Most remarkably and so also most forthrightly, the Bench makes no bones to point out most categorically in para 13 of this brilliant judgment propounding that, “As held by the Apex court, prisoners retain all rights enjoyed by free citizens except those lost necessarily as an incident of confinement. Hence, they will not be able to enjoy all rights like a free citizen. When directions are given to the jail authorities it will have to be within the framework of the Jail Rules. Courts must be reluctant to intervene in the day-to-day operation of the State penal system as prisons cannot be run by courts as each instrumentality must function within its province. As pointed out by the learned Public Prosecutor, to implement the requests of such nature in the prisons in Kerala, necessary infrastructure will first have to be put in place. This is an area where a policy decision will have to be taken by the Government. It is well settled that in policy matters, courts generally do not intervene.”
Most significantly, the Bench encapsulates in para 14 what constitutes the cornerstone of this notable judgment postulating that, “Having thus reminded myself of the contours of jurisdiction of this court, let me consider whether there are provisions in the Rules presently in force to deal with the request of the applicant. I refer to Rule 258(13) of the Rules which says that prisoners are permitted to join educational courses through private, open universities or distance education subject to the availability of resources and infrastructure within the prison. I also refer to Rule 259 which says that if a prisoner expresses a desire to continue his studies in college for the purpose of completing a degree course, the Government may, under subsection (6) of Section 432 Cr.P.C, grant him a temporary release by suspending the execution of his sentence for such period as may be necessary for that purpose. Any rules made by the government in this regard shall also apply to such release.
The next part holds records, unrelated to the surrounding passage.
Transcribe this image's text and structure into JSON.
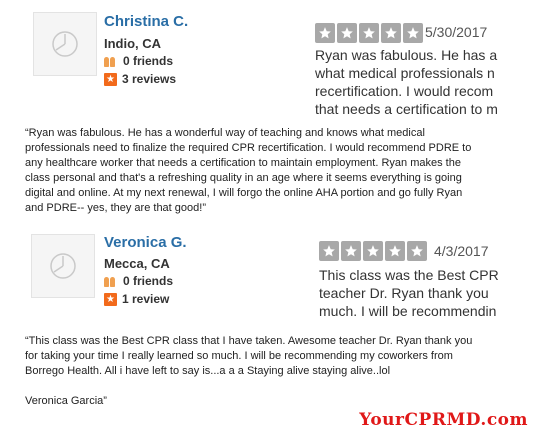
{
  "reviews": [
    {
      "name": "Christina C.",
      "location": "Indio, CA",
      "friends": "0 friends",
      "reviews": "3 reviews",
      "date": "5/30/2017",
      "rating": 5,
      "snippet": [
        "Ryan was fabulous. He has a",
        "what medical professionals n",
        "recertification. I would recom",
        "that needs a certification to m"
      ],
      "full_text": [
        "“Ryan was fabulous. He has a wonderful way of teaching and knows what medical",
        "professionals need to finalize the required CPR recertification. I would recommend PDRE to",
        "any healthcare worker that needs a certification to maintain employment. Ryan makes the",
        "class personal and that's a refreshing quality in an age where it seems everything is going",
        "digital and online. At my next renewal, I will forgo the online AHA portion and go fully Ryan",
        "and PDRE-- yes, they are that good!”"
      ]
    },
    {
      "name": "Veronica G.",
      "location": "Mecca, CA",
      "friends": "0 friends",
      "reviews": "1 review",
      "date": "4/3/2017",
      "rating": 5,
      "snippet": [
        "This class was the Best CPR",
        "teacher Dr. Ryan thank you",
        "much. I will be recommendin"
      ],
      "full_text": [
        "“This class was the Best CPR class that I have taken. Awesome teacher Dr. Ryan thank you",
        "for taking your time I really learned so much. I will be recommending my coworkers from",
        "Borrego Health. All i have left to say is...a a a Staying alive staying alive..lol",
        "",
        "Veronica Garcia”"
      ]
    }
  ],
  "brand": "YourCPRMD.com",
  "colors": {
    "name": "#2a6ea6",
    "star_bg": "#a8a8a8",
    "brand": "#e01818",
    "review_icon": "#f26a1b"
  },
  "icons": {
    "avatar": "user-silhouette-icon",
    "friends": "friends-icon",
    "reviews": "review-star-icon",
    "star": "star-icon"
  }
}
The aforesaid Rules still remain in the Statute book and as long as the said Rules have not been held to be unconstitutional or against the provisions of any law or Rules in force, there is no reason why the said Rules cannot be invoked by the convicts.”
Finally and far most significantly, we see that the Bench then deems it fit to draw the curtains of this balanced judgment and so also concludes by holding and directing most precisely in para 15 stating that, “Coming to the case on hand, the applicant herein, a teacher, is alleged to have committed penetrative sexual assault on few of his own students aged between 8 to 12. He was found guilty of the offences punishable under Sections 376 (2)(f) IPC and Section 5 (f) read with Section 6 and Section 9 (f) read with Section 10 of the Protection of Children from Sexual Offences Act, 2012 and has been convicted accordingly. This Court as per order dated 31/08/2021 in Crl.M.A.No.1 of 2021, dismissed his application for suspension of sentence taking into account the nature and gravity of the offences committed by him. But he still does not lose his right under Rules 258(13) or 259. That being the position, the applicant/accused can resort to any of the aforesaid remedies presently in force. The application is disposed of accordingly. Post on 02/12/2025.”